Campsites in Chile and especially in Argentina are often very noisy affairs. Especially at weekends when people go there to party. Some campsites are decent value but others are surprisingly expensive.

I expect you'll be heading down the Caraterra Austral in Chile. Several campsites along there including one on the north side of Coihaique that seems to attract travellers, and a really nice spotfurther south at Rio Tranquillo (this MIGHT be the waypoint - S46 37.975 W72 39.934)

If you're just transiting (in Argentina) you can usually camp in the YPF petrol stations. They often have BBQ stands, always have toilets (and therefore water) and a lot of them have expresso machines . I always ask before pitching my tent but you'll often be joined by couples/families who will inflate an airbed next to their car.
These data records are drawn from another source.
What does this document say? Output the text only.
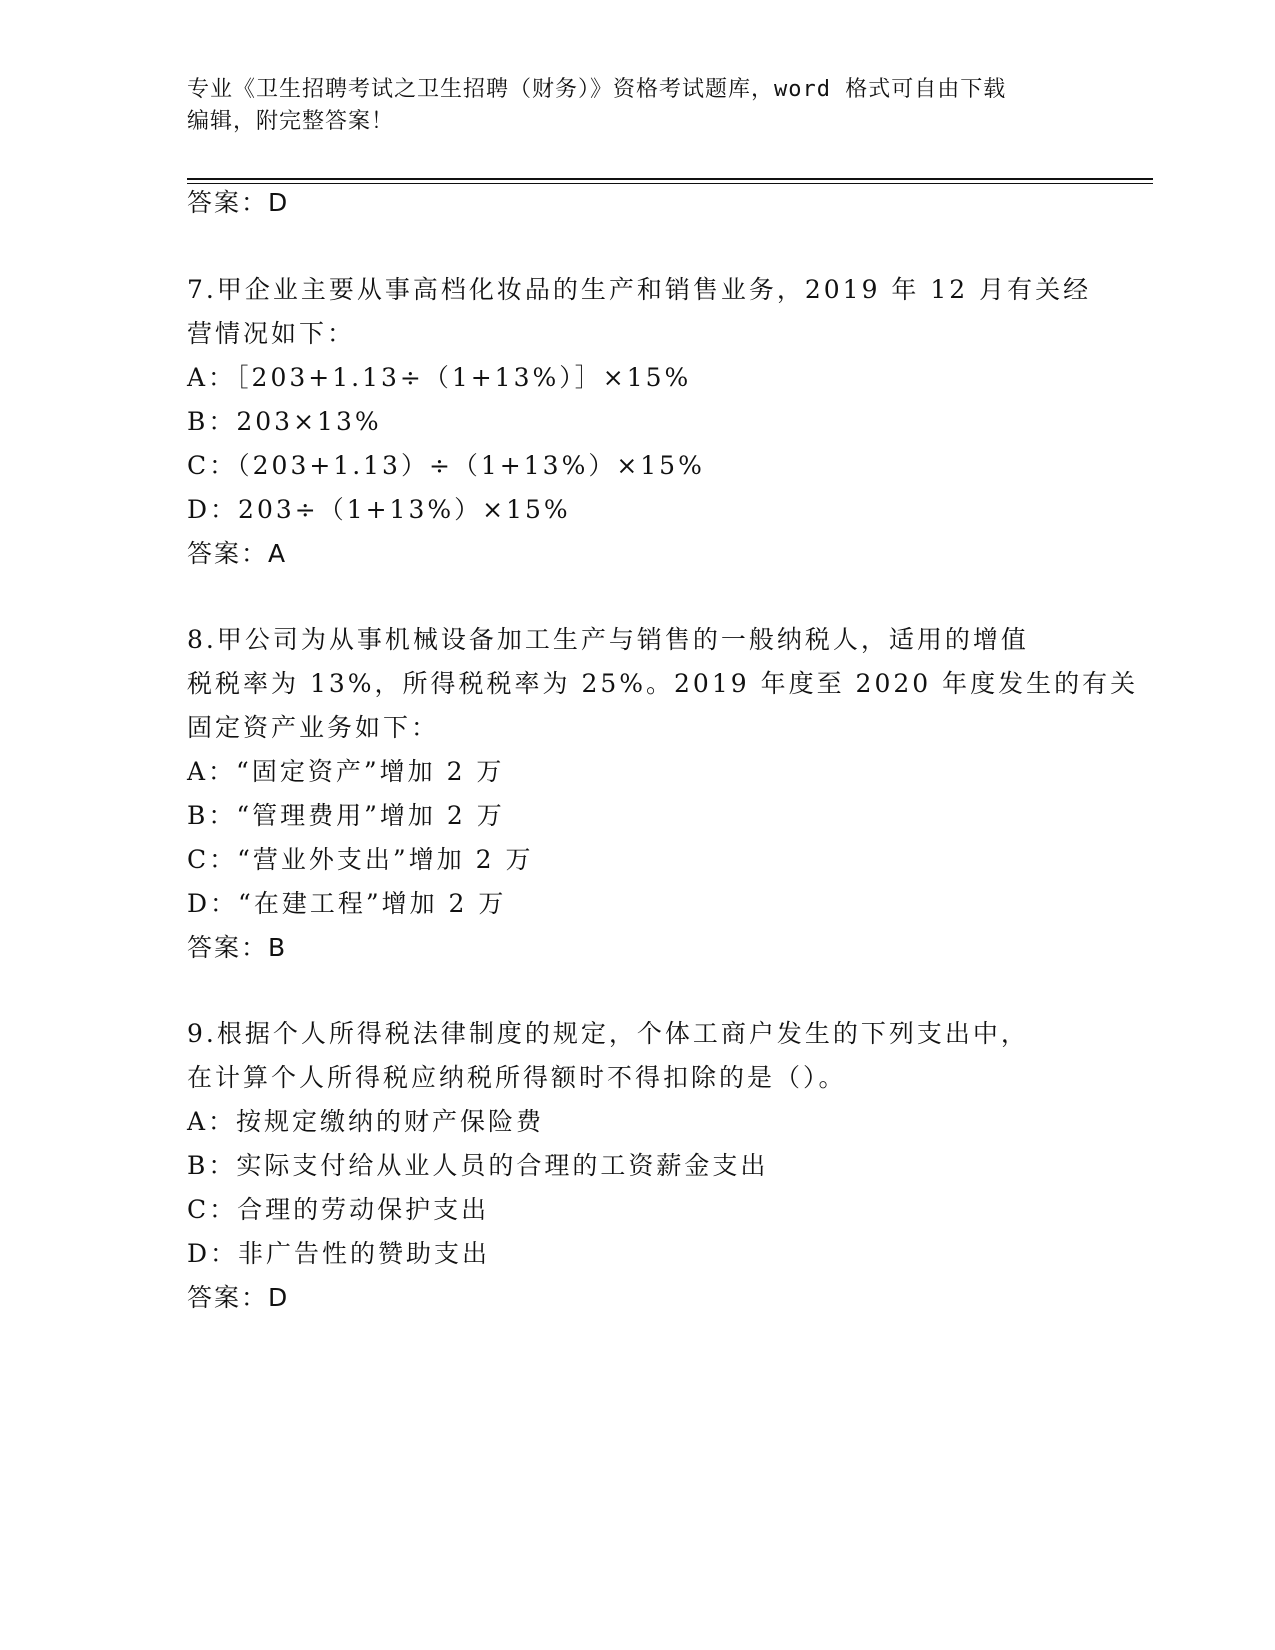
专业《卫生招聘考试之卫生招聘（财务）》资格考试题库，word 格式可自由下载
编辑，附完整答案！
答案：D
7.甲企业主要从事高档化妆品的生产和销售业务，2019 年 12 月有关经
营情况如下：
A：［203+1.13÷（1+13%）］×15%
B：203×13%
C：（203+1.13）÷（1+13%）×15%
D：203÷（1+13%）×15%
答案：A
8.甲公司为从事机械设备加工生产与销售的一般纳税人，适用的增值
税税率为 13%，所得税税率为 25%。2019 年度至 2020 年度发生的有关
固定资产业务如下：
A：“固定资产”增加 2 万
B：“管理费用”增加 2 万
C：“营业外支出”增加 2 万
D：“在建工程”增加 2 万
答案：B
9.根据个人所得税法律制度的规定，个体工商户发生的下列支出中，
在计算个人所得税应纳税所得额时不得扣除的是（）。
A：按规定缴纳的财产保险费
B：实际支付给从业人员的合理的工资薪金支出
C：合理的劳动保护支出
D：非广告性的赞助支出
答案：D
Across some of the passes you'll find 'Refugios' at the roadside. They're triangular shaped, made of concrete blocks/tin roof and designed for emergency use (in winter) but I've slept in a few of them.
If you're going to camp in the Andes be sure to have a decent sleeping bag. I had two nights at -10 C in Chile and Bolivia, by comparisson the Salar de Uyuni was 'only' -6 C.

In Punta Arenas you can pitch your tent in the garden of Hostel Indepencia (head up the hill on Indepencia and its on the right). It was like a refugee camp when I was there. Excellent, friendly owner.
Bush camping is definately something you get better at with time. You just seem to develop a knack for knowing what and whee to look. That doesn't mean of course that you never stitch yourself up - I still manage that regularly.

Anyway, my personal No1 rule is to not let anyone see where you go. If I'm driving along a road and spot a track with potential I won't turn onto it if I'm in view of other drivers. I'll keep riding until they're out of sight then return to the track.
If that's a fairly well used track then I'll try to turn off it again and so on until I think I'm going to remain undisturbed.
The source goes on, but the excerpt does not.